Incident response is largely about social and leadership skills rather than simply following a process or doing the technical work of fixing the problem. So there’s a lot to consider: How do I delegate? How do I get a bunch of people on the same page about what’s happening? How do I deal with somebody who’s gone down a rabbit hole about something that is not relevant?
"Nerd Sniping" as an Incident Response Tool
According to Dan, the power of counterfactuals is very real. He recalls asking for help on the Linux forums and, when running into an issue with X11, he’d say, "X11 sucks because this doesn’t work this way, it works this other way." And then somebody would write him “six paragraphs of, like, 'You're wrong, and here are the different ways it works, and here are the links to the code.'”
Dan claims that once he has encountered the problem, he delegates the task through "nerd sniping," essentially “tricking somebody else into painting the fence for me."
Proactive Incident Readiness: Learning from Near Misses
Systems aren’t like lawnmowers; they don’t just work until they’re broken. Dan recommends investing in regularly and collaboratively supervising what the system is doing when it is not broken. The best way he’s seen to do that is to arrange for groups of individuals, usually from different teams, to get together and look at telemetry, graphs, logs, and traces together. Then, they talk about what's weird about it.

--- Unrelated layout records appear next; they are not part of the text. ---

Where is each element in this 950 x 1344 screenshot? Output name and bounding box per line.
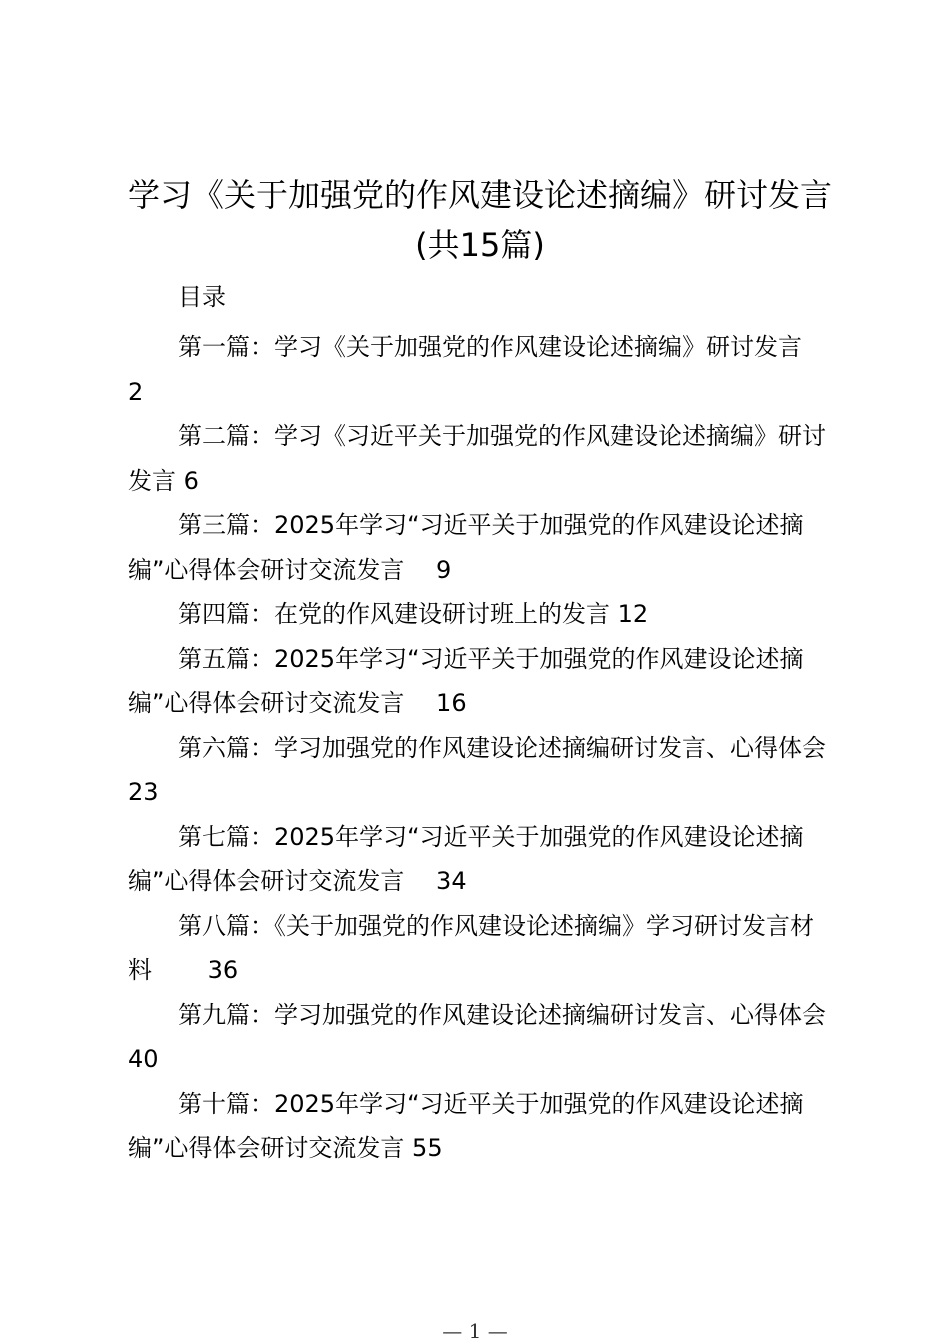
toc-entry-8[interactable]: 第八篇：《关于加强党的作风建设论述摘编》学习研讨发言材料 36 bbox=[128, 911, 814, 984]
toc-entry-5[interactable]: 第五篇：2025年学习“习近平关于加强党的作风建设论述摘编”心得体会研讨交流发言 16 bbox=[128, 644, 804, 717]
page-number: — 1 — bbox=[442, 1319, 508, 1343]
toc-entry-1[interactable]: 第一篇：学习《关于加强党的作风建设论述摘编》研讨发言 2 bbox=[128, 333, 834, 406]
toc-entry-6[interactable]: 第六篇：学习加强党的作风建设论述摘编研讨发言、心得体会 23 bbox=[128, 733, 826, 806]
toc-entry-9[interactable]: 第九篇：学习加强党的作风建设论述摘编研讨发言、心得体会 40 bbox=[128, 1000, 826, 1073]
toc-entry-10[interactable]: 第十篇：2025年学习“习近平关于加强党的作风建设论述摘编”心得体会研讨交流发言 55 bbox=[128, 1089, 804, 1162]
toc-entry-4[interactable]: 第四篇：在党的作风建设研讨班上的发言 12 bbox=[178, 600, 649, 628]
table-of-contents bbox=[128, 325, 834, 1171]
toc-heading: 目录 bbox=[178, 283, 226, 311]
document-title: 学习《关于加强党的作风建设论述摘编》研讨发言(共15篇) bbox=[127, 176, 832, 264]
toc-entry-2[interactable]: 第二篇：学习《习近平关于加强党的作风建设论述摘编》研讨发言 6 bbox=[128, 422, 826, 495]
toc-entry-7[interactable]: 第七篇：2025年学习“习近平关于加强党的作风建设论述摘编”心得体会研讨交流发言 34 bbox=[128, 822, 804, 895]
toc-entry-3[interactable]: 第三篇：2025年学习“习近平关于加强党的作风建设论述摘编”心得体会研讨交流发言 9 bbox=[128, 511, 804, 584]
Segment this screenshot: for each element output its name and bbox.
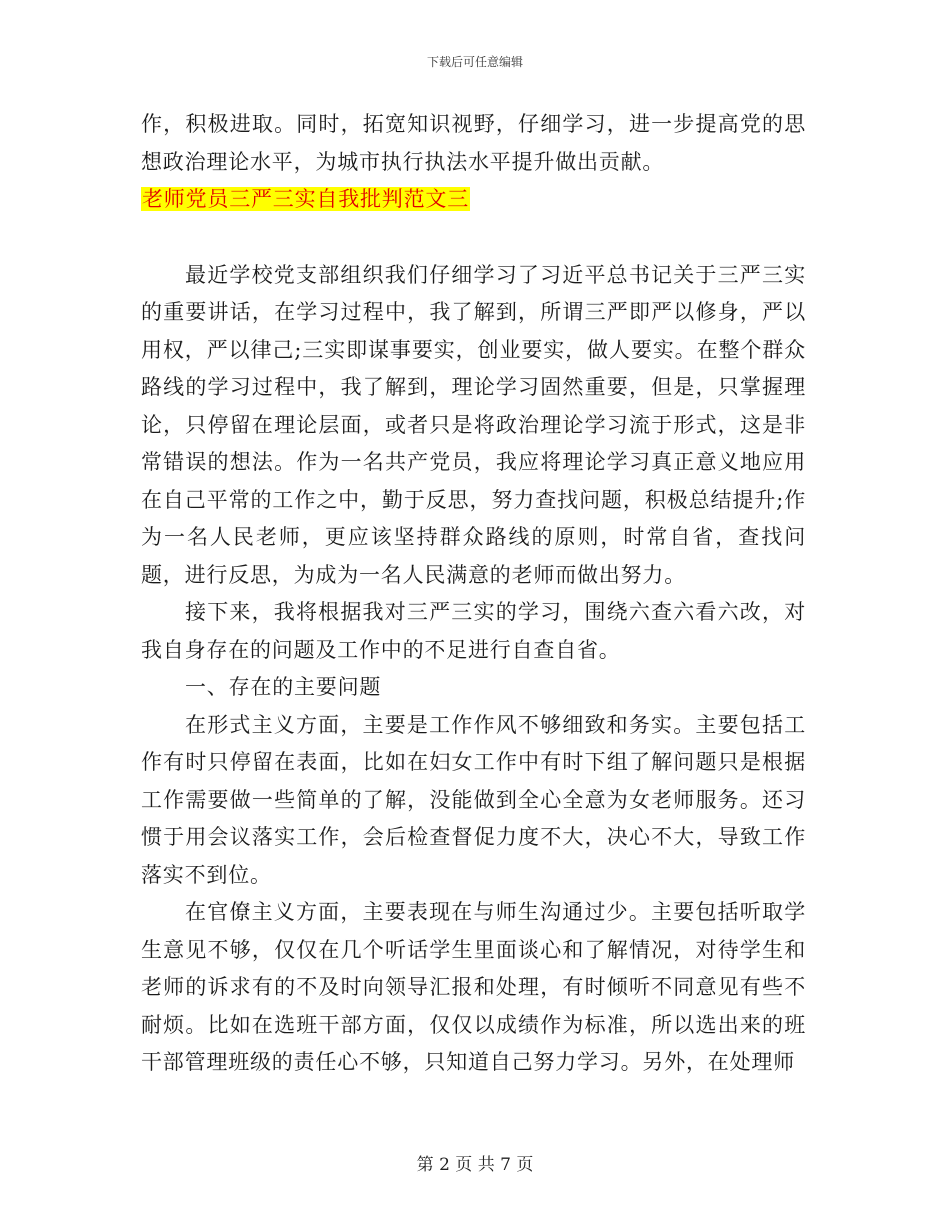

This results in people finding things that are not yet outages but that, with a little bit of imagination, are easy to see how they might become an outage. That kind of thinking helps develop the idea that there isn't just a line between working and broken—there’s a continuum of behaviors. Eventually, it’s inevitable: one of these things is going to progress faster than we can catch it. And so, we’d better invest in that.